Des policiers congolais participant à l’Opération Likofi dans la capitale de la RD Congo, Kinshasa, le 2 décembre 2013.

© 2013 Privé

Fin 2013 soufflait un vent d’optimisme en République démocratique du Congo, où l’on espérait que la violence armée et les attaques contre les civils diminueraient dans l’est du pays suite à la défaite du groupe armé du M23, responsable d’abus, et à la reddition de combattants d’autres groupes armés qui s’en était suivie. Mais en 2014, le gouvernement n’a guère tiré parti des opportunités qui s’offraient à lui pour améliorer la sécurité des civils dans l’est du pays.

Le M23, dont les combattants ont perpétré des crimes de guerre à grande échelle pendant les 19 mois de rébellion, ont été vaincus en novembre 2013 suite aux pressions internationales exercées sur les sources rwandaises de soutien à ce groupe armé, ainsi qu’au déploiement d’une « brigade d’intervention » onusienne chargée de mener des offensives contre les groupes armés et de renforcer la MONUSCO, la mission de maintien de la paix en RD Congo. Plusieurs milliers de combattants d’autres groupes armés se sont rendus dans les semaines qui ont suivi. Mais le gouvernement n’a pas poursuivi sa mise en œuvre d’un nouveau programme de Désarmement, démobilisation et réinsertion (DDR) destiné aux anciens combattants, et peu de mesures ont été prises pour traduire en justice les dirigeants du M23 et d’autres groupes armés impliqués dans les exactions. De nombreux groupes armés restent actifs, leurs combattants continuant d’assujettir les civils à une grande brutalité. Les forces de sécurité gouvernementales ont elles aussi fait subir de graves exactions aux populations civiles.

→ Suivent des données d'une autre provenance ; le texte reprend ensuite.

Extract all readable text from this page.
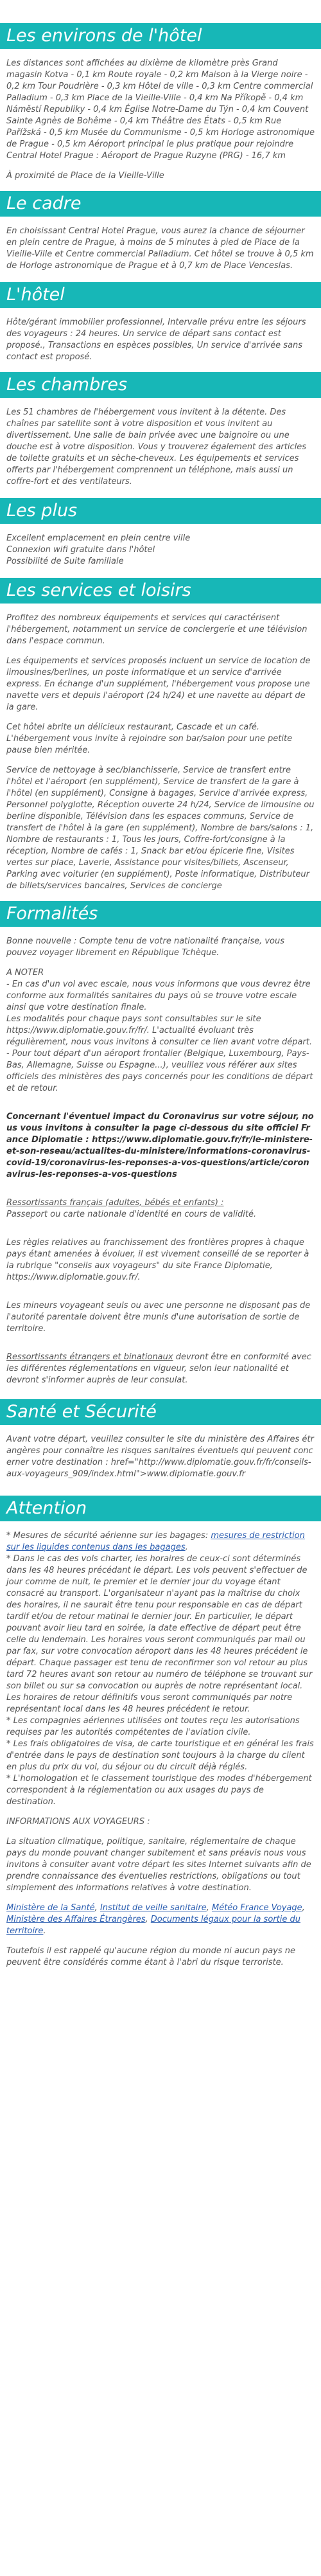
Les environs de l'hôtel

Les distances sont affichées au dixième de kilomètre près Grand magasin Kotva - 0,1 km Route royale - 0,2 km Maison à la Vierge noire - 0,2 km Tour Poudrière - 0,3 km Hôtel de ville - 0,3 km Centre commercial Palladium - 0,3 km Place de la Vieille-Ville - 0,4 km Na Příkopě - 0,4 km Náměstí Republiky - 0,4 km Église Notre-Dame du Týn - 0,4 km Couvent Sainte Agnès de Bohême - 0,4 km Théâtre des États - 0,5 km Rue Pařížská - 0,5 km Musée du Communisme - 0,5 km Horloge astronomique de Prague - 0,5 km Aéroport principal le plus pratique pour rejoindre Central Hotel Prague : Aéroport de Prague Ruzyne (PRG) - 16,7 km

À proximité de Place de la Vieille-Ville

Le cadre

En choisissant Central Hotel Prague, vous aurez la chance de séjourner en plein centre de Prague, à moins de 5 minutes à pied de Place de la Vieille-Ville et Centre commercial Palladium. Cet hôtel se trouve à 0,5 km de Horloge astronomique de Prague et à 0,7 km de Place Venceslas.

L'hôtel

Hôte/gérant immobilier professionnel, Intervalle prévu entre les séjours des voyageurs : 24 heures. Un service de départ sans contact est proposé., Transactions en espèces possibles, Un service d'arrivée sans contact est proposé.

Les chambres

Les 51 chambres de l'hébergement vous invitent à la détente. Des chaînes par satellite sont à votre disposition et vous invitent au divertissement. Une salle de bain privée avec une baignoire ou une douche est à votre disposition. Vous y trouverez également des articles de toilette gratuits et un sèche-cheveux. Les équipements et services offerts par l'hébergement comprennent un téléphone, mais aussi un coffre-fort et des ventilateurs.

Les plus

Excellent emplacement en plein centre ville
Connexion wifi gratuite dans l'hôtel
Possibilité de Suite familiale

Les services et loisirs

Profitez des nombreux équipements et services qui caractérisent l'hébergement, notamment un service de conciergerie et une télévision dans l'espace commun.

Les équipements et services proposés incluent un service de location de limousines/berlines, un poste informatique et un service d'arrivée express. En échange d'un supplément, l'hébergement vous propose une navette vers et depuis l'aéroport (24 h/24) et une navette au départ de la gare.

Cet hôtel abrite un délicieux restaurant, Cascade et un café. L'hébergement vous invite à rejoindre son bar/salon pour une petite pause bien méritée.

Service de nettoyage à sec/blanchisserie, Service de transfert entre l'hôtel et l'aéroport (en supplément), Service de transfert de la gare à l'hôtel (en supplément), Consigne à bagages, Service d'arrivée express, Personnel polyglotte, Réception ouverte 24 h/24, Service de limousine ou berline disponible, Télévision dans les espaces communs, Service de transfert de l'hôtel à la gare (en supplément), Nombre de bars/salons : 1, Nombre de restaurants : 1, Tous les jours, Coffre-fort/consigne à la réception, Nombre de cafés : 1, Snack bar et/ou épicerie fine, Visites vertes sur place, Laverie, Assistance pour visites/billets, Ascenseur, Parking avec voiturier (en supplément), Poste informatique, Distributeur de billets/services bancaires, Services de concierge

Formalités

Bonne nouvelle : Compte tenu de votre nationalité française, vous pouvez voyager librement en République Tchèque.

A NOTER
- En cas d'un vol avec escale, nous vous informons que vous devrez être conforme aux formalités sanitaires du pays où se trouve votre escale ainsi que votre destination finale.
Les modalités pour chaque pays sont consultables sur le site https://www.diplomatie.gouv.fr/fr/. L'actualité évoluant très régulièrement, nous vous invitons à consulter ce lien avant votre départ.
- Pour tout départ d'un aéroport frontalier (Belgique, Luxembourg, Pays-Bas, Allemagne, Suisse ou Espagne...), veuillez vous référer aux sites officiels des ministères des pays concernés pour les conditions de départ et de retour.

Concernant l'éventuel impact du Coronavirus sur votre séjour, nous vous invitons à consulter la page ci-dessous du site officiel France Diplomatie : https://www.diplomatie.gouv.fr/fr/le-ministere-et-son-reseau/actualites-du-ministere/informations-coronavirus-covid-19/coronavirus-les-reponses-a-vos-questions/article/coronavirus-les-reponses-a-vos-questions

Ressortissants français (adultes, bébés et enfants) :
Passeport ou carte nationale d'identité en cours de validité.

Les règles relatives au franchissement des frontières propres à chaque pays étant amenées à évoluer, il est vivement conseillé de se reporter à la rubrique "conseils aux voyageurs" du site France Diplomatie, https://www.diplomatie.gouv.fr/.

Les mineurs voyageant seuls ou avec une personne ne disposant pas de l'autorité parentale doivent être munis d'une autorisation de sortie de territoire.

Ressortissants étrangers et binationaux devront être en conformité avec les différentes réglementations en vigueur, selon leur nationalité et devront s'informer auprès de leur consulat.

Santé et Sécurité

Avant votre départ, veuillez consulter le site du ministère des Affaires étrangères pour connaître les risques sanitaires éventuels qui peuvent concerner votre destination : href="http://www.diplomatie.gouv.fr/fr/conseils-aux-voyageurs_909/index.html">www.diplomatie.gouv.fr

Attention
* Mesures de sécurité aérienne sur les bagages: mesures de restriction sur les liquides contenus dans les bagages.
* Dans le cas des vols charter, les horaires de ceux-ci sont déterminés dans les 48 heures précédant le départ. Les vols peuvent s'effectuer de jour comme de nuit, le premier et le dernier jour du voyage étant consacré au transport. L'organisateur n'ayant pas la maîtrise du choix des horaires, il ne saurait être tenu pour responsable en cas de départ tardif et/ou de retour matinal le dernier jour. En particulier, le départ pouvant avoir lieu tard en soirée, la date effective de départ peut être celle du lendemain. Les horaires vous seront communiqués par mail ou par fax, sur votre convocation aéroport dans les 48 heures précédent le départ. Chaque passager est tenu de reconfirmer son vol retour au plus tard 72 heures avant son retour au numéro de téléphone se trouvant sur son billet ou sur sa convocation ou auprès de notre représentant local. Les horaires de retour définitifs vous seront communiqués par notre représentant local dans les 48 heures précédent le retour.
* Les compagnies aériennes utilisées ont toutes reçu les autorisations requises par les autorités compétentes de l'aviation civile.
* Les frais obligatoires de visa, de carte touristique et en général les frais d'entrée dans le pays de destination sont toujours à la charge du client en plus du prix du vol, du séjour ou du circuit déjà réglés.
* L'homologation et le classement touristique des modes d'hébergement correspondent à la réglementation ou aux usages du pays de destination.

INFORMATIONS AUX VOYAGEURS :

La situation climatique, politique, sanitaire, réglementaire de chaque pays du monde pouvant changer subitement et sans préavis nous vous invitons à consulter avant votre départ les sites Internet suivants afin de prendre connaissance des éventuelles restrictions, obligations ou tout simplement des informations relatives à votre destination.

Ministère de la Santé, Institut de veille sanitaire, Météo France Voyage, Ministère des Affaires Étrangères, Documents légaux pour la sortie du territoire.

Toutefois il est rappelé qu'aucune région du monde ni aucun pays ne peuvent être considérés comme étant à l'abri du risque terroriste.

Exactions commises par les forces de sécurité

À Kinshasa, la capitale, la police congolaise a lancé l’« Opération Likofi » en novembre 2013 afin d’éliminer les membres de gangs connus sous le nom de « kuluna » des rues de la ville. Lors de cette opération, la police a exécuté de manière extrajudiciaire au moins 51 jeunes hommes et garçons et provoqué la disparition forcée de 33 autres. Pendant la nuit, la police a extirpé certaines des victimes de leur domicile et les a tuées par balles avant d’emmener leurs dépouilles.

En octobre et novembre 2013, alors que l’armée gagnait des territoires de l’est de la RD Congo précédemment contrôlés par le M23, des militaires ont violé au moins 41 femmes et fillettes. Dans le territoire de Rutshuru, des soldats et des agents du renseignement ont arrêté plusieurs personnes de manière arbitraire, les accusant de soutenir le M23 et les contraignant à verser de l’argent pour leur libération.

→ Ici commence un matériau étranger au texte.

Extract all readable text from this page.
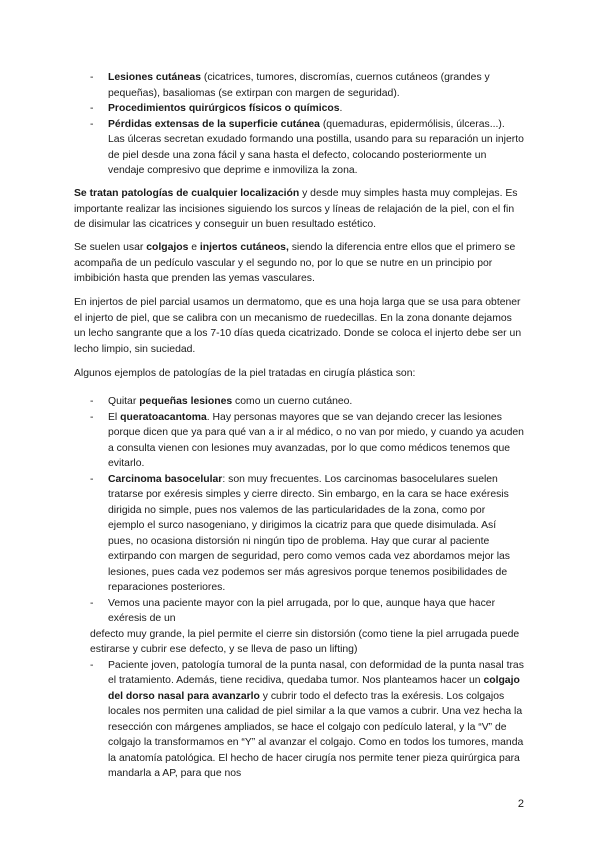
- Lesiones cutáneas (cicatrices, tumores, discromías, cuernos cutáneos (grandes y pequeñas), basaliomas (se extirpan con margen de seguridad).
- Procedimientos quirúrgicos físicos o químicos.
- Pérdidas extensas de la superficie cutánea (quemaduras, epidermólisis, úlceras...). Las úlceras secretan exudado formando una postilla, usando para su reparación un injerto de piel desde una zona fácil y sana hasta el defecto, colocando posteriormente un vendaje compresivo que deprime e inmoviliza la zona.

Se tratan patologías de cualquier localización y desde muy simples hasta muy complejas. Es importante realizar las incisiones siguiendo los surcos y líneas de relajación de la piel, con el fin de disimular las cicatrices y conseguir un buen resultado estético.

Se suelen usar colgajos e injertos cutáneos, siendo la diferencia entre ellos que el primero se acompaña de un pedículo vascular y el segundo no, por lo que se nutre en un principio por imbibición hasta que prenden las yemas vasculares.

En injertos de piel parcial usamos un dermatomo, que es una hoja larga que se usa para obtener el injerto de piel, que se calibra con un mecanismo de ruedecillas. En la zona donante dejamos un lecho sangrante que a los 7-10 días queda cicatrizado. Donde se coloca el injerto debe ser un lecho limpio, sin suciedad.

Algunos ejemplos de patologías de la piel tratadas en cirugía plástica son:

- Quitar pequeñas lesiones como un cuerno cutáneo.
- El queratoacantoma. Hay personas mayores que se van dejando crecer las lesiones porque dicen que ya para qué van a ir al médico, o no van por miedo, y cuando ya acuden a consulta vienen con lesiones muy avanzadas, por lo que como médicos tenemos que evitarlo.
- Carcinoma basocelular: son muy frecuentes. Los carcinomas basocelulares suelen tratarse por exéresis simples y cierre directo. Sin embargo, en la cara se hace exéresis dirigida no simple, pues nos valemos de las particularidades de la zona, como por ejemplo el surco nasogeniano, y dirigimos la cicatriz para que quede disimulada. Así pues, no ocasiona distorsión ni ningún tipo de problema. Hay que curar al paciente extirpando con margen de seguridad, pero como vemos cada vez abordamos mejor las lesiones, pues cada vez podemos ser más agresivos porque tenemos posibilidades de reparaciones posteriores.
- Vemos una paciente mayor con la piel arrugada, por lo que, aunque haya que hacer exéresis de un

defecto muy grande, la piel permite el cierre sin distorsión (como tiene la piel arrugada puede estirarse y cubrir ese defecto, y se lleva de paso un lifting)
- Paciente joven, patología tumoral de la punta nasal, con deformidad de la punta nasal tras el tratamiento. Además, tiene recidiva, quedaba tumor. Nos planteamos hacer un colgajo del dorso nasal para avanzarlo y cubrir todo el defecto tras la exéresis. Los colgajos locales nos permiten una calidad de piel similar a la que vamos a cubrir. Una vez hecha la resección con márgenes ampliados, se hace el colgajo con pedículo lateral, y la “V” de colgajo la transformamos en “Y” al avanzar el colgajo. Como en todos los tumores, manda la anatomía patológica. El hecho de hacer cirugía nos permite tener pieza quirúrgica para mandarla a AP, para que nos
2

Les anciens combattants délaissés par l’État

Plus d’une centaine d’anciens combattants issus de différents groupes armés de l’est de la RD Congo, leurs épouses et leurs enfants sont morts de faim et de maladie à Kotakoli, un camp militaire situé dans une région reculée de la province de l’Équateur, les agents du gouvernement ne leur ayant pas fourni une nourriture et des soins sanitaires adaptés. Ces victimes faisaient partie d’un groupe composé de 941 anciens combattants et des personnes à leur charge qui avait été envoyé à Kotakoli en septembre 2013 après s’être rendu de son plein gré.

Les conditions ont également été difficiles pour les anciens combattants dans l’est du pays. Après la défaite du M23, plusieurs milliers de combattants issus de plus d’une vingtaine de groupes armés se sont rendus. Mais le taux de reddition a bientôt ralenti lorsque les anciens combattants ont commencé à dépérir dans des conditions sordides dans un site de regroupement à Bweremana, au Nord-Kivu. Las de cette attente et des messages contradictoires du gouvernement, de nombreux combattants et leurs chefs sont partis.

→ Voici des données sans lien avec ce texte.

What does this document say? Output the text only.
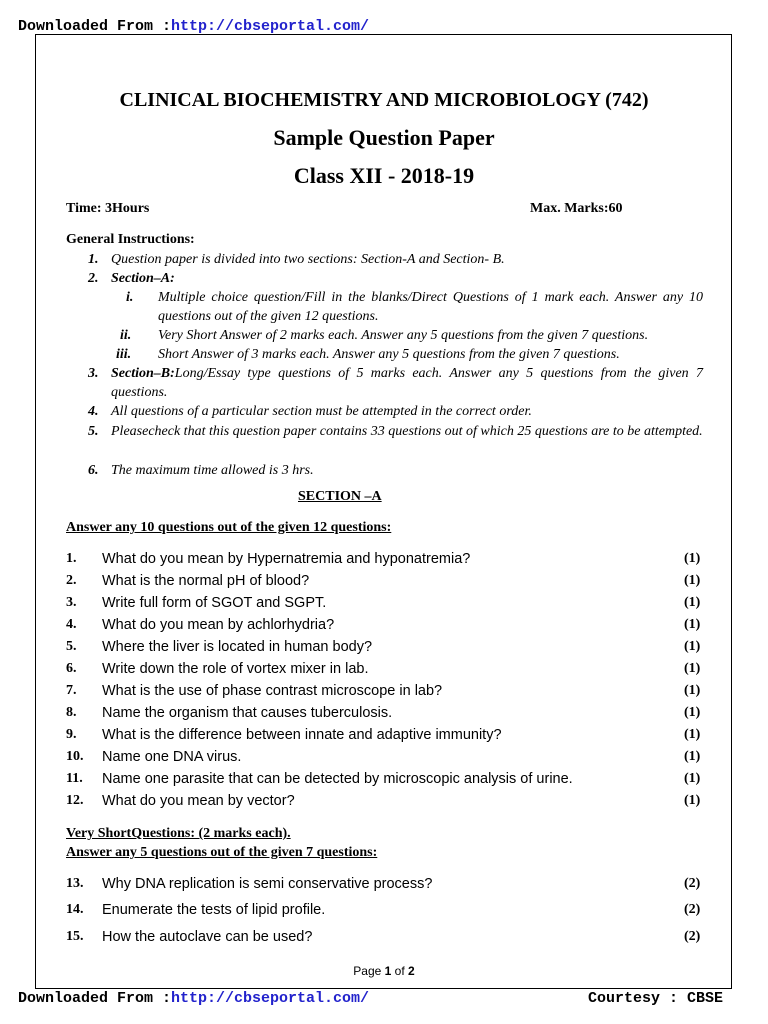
Downloaded From :http://cbseportal.com/
CLINICAL BIOCHEMISTRY AND MICROBIOLOGY (742)
Sample Question Paper
Class XII - 2018-19
Time: 3Hours	Max. Marks:60
General Instructions:
1. Question paper is divided into two sections: Section-A and Section- B.
2. Section–A:
i. Multiple choice question/Fill in the blanks/Direct Questions of 1 mark each. Answer any 10 questions out of the given 12 questions.
ii. Very Short Answer of 2 marks each. Answer any 5 questions from the given 7 questions.
iii. Short Answer of 3 marks each. Answer any 5 questions from the given 7 questions.
3. Section–B:Long/Essay type questions of 5 marks each. Answer any 5 questions from the given 7 questions.
4. All questions of a particular section must be attempted in the correct order.
5. Pleasecheck that this question paper contains 33 questions out of which 25 questions are to be attempted.
6. The maximum time allowed is 3 hrs.
SECTION –A
Answer any 10 questions out of the given 12 questions:
1. What do you mean by Hypernatremia and hyponatremia?	(1)
2. What is the normal pH of blood?	(1)
3. Write full form of SGOT and SGPT.	(1)
4. What do you mean by achlorhydria?	(1)
5. Where the liver is located in human body?	(1)
6. Write down the role of vortex mixer in lab.	(1)
7. What is the use of phase contrast microscope in lab?	(1)
8. Name the organism that causes tuberculosis.	(1)
9. What is the difference between innate and adaptive immunity?	(1)
10. Name one DNA virus.	(1)
11. Name one parasite that can be detected by microscopic analysis of urine.	(1)
12. What do you mean by vector?	(1)
Very ShortQuestions: (2 marks each).
Answer any 5 questions out of the given 7 questions:
13. Why DNA replication is semi conservative process?	(2)
14. Enumerate the tests of lipid profile.	(2)
15. How the autoclave can be used?	(2)
Page 1 of 2
Downloaded From :http://cbseportal.com/	Courtesy : CBSE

Les plans relatifs au nouveau programme « DDR III » du gouvernement ont été finalisés en juin, mais sa mise en œuvre a été retardée alors que les discussions se poursuivent entre membres du gouvernement, bailleurs de fonds et la MONUSCO concernant le mode de financement du programme.

Attaques de civils par des groupes armés

De nombreux groupes armés ont assujetti des civils à de violentes attaques dans l’est de la RD Congo, notamment dans les provinces du Nord- et du Sud-Kivu, du Katanga et Orientale. Des combattants Maï-Maï Sheka—commandés par Ntabo Ntaberi Sheka, sous mandat d’arrêt émis par un tribunal congolais pour crimes contre l’humanité—ont tué, mutilé et violé des civils au Nord-Kivu. En septembre et octobre 2013, des combattants Sheka ont enlevé au moins 20 écoliers, leur faisant traverser la forêt à pied et tuant ceux d’entre eux qui étaient trop fatigués ou faibles. Fin 2013, les combattants Raïa Mutomboki ont tué à coups de machette ou par balles au moins 21 civils hutus à Masisi, au Nord-Kivu. En juin, des assaillants armés ont tué au moins 30 personnes à Mutarule, au Sud-Kivu, dont un grand nombre assistaient à une messe en plein air. Des soldats congolais et de la MONUSCO stationnés non loin de là étaient au courant de l’attaque, mais ils ne sont pas intervenus.

En janvier, l’armée a lancé des opérations dans le territoire de Beni, au Nord-Kivu, contre les Forces démocratiques alliées (Allied Democratic Forces, ADF), un groupe armé composé de combattants congolais et ougandais qui ont tué et kidnappé de nombreux civils. Plus de 175 civils ont trouvé la mort à Beni lors d’une série d’attaques brutales entre octobre et décembre. Nombre d’entre eux ont été tués à coups de machette et de hache. Au moment de la rédaction des présentes, on ignorait toujours l’identité des responsables.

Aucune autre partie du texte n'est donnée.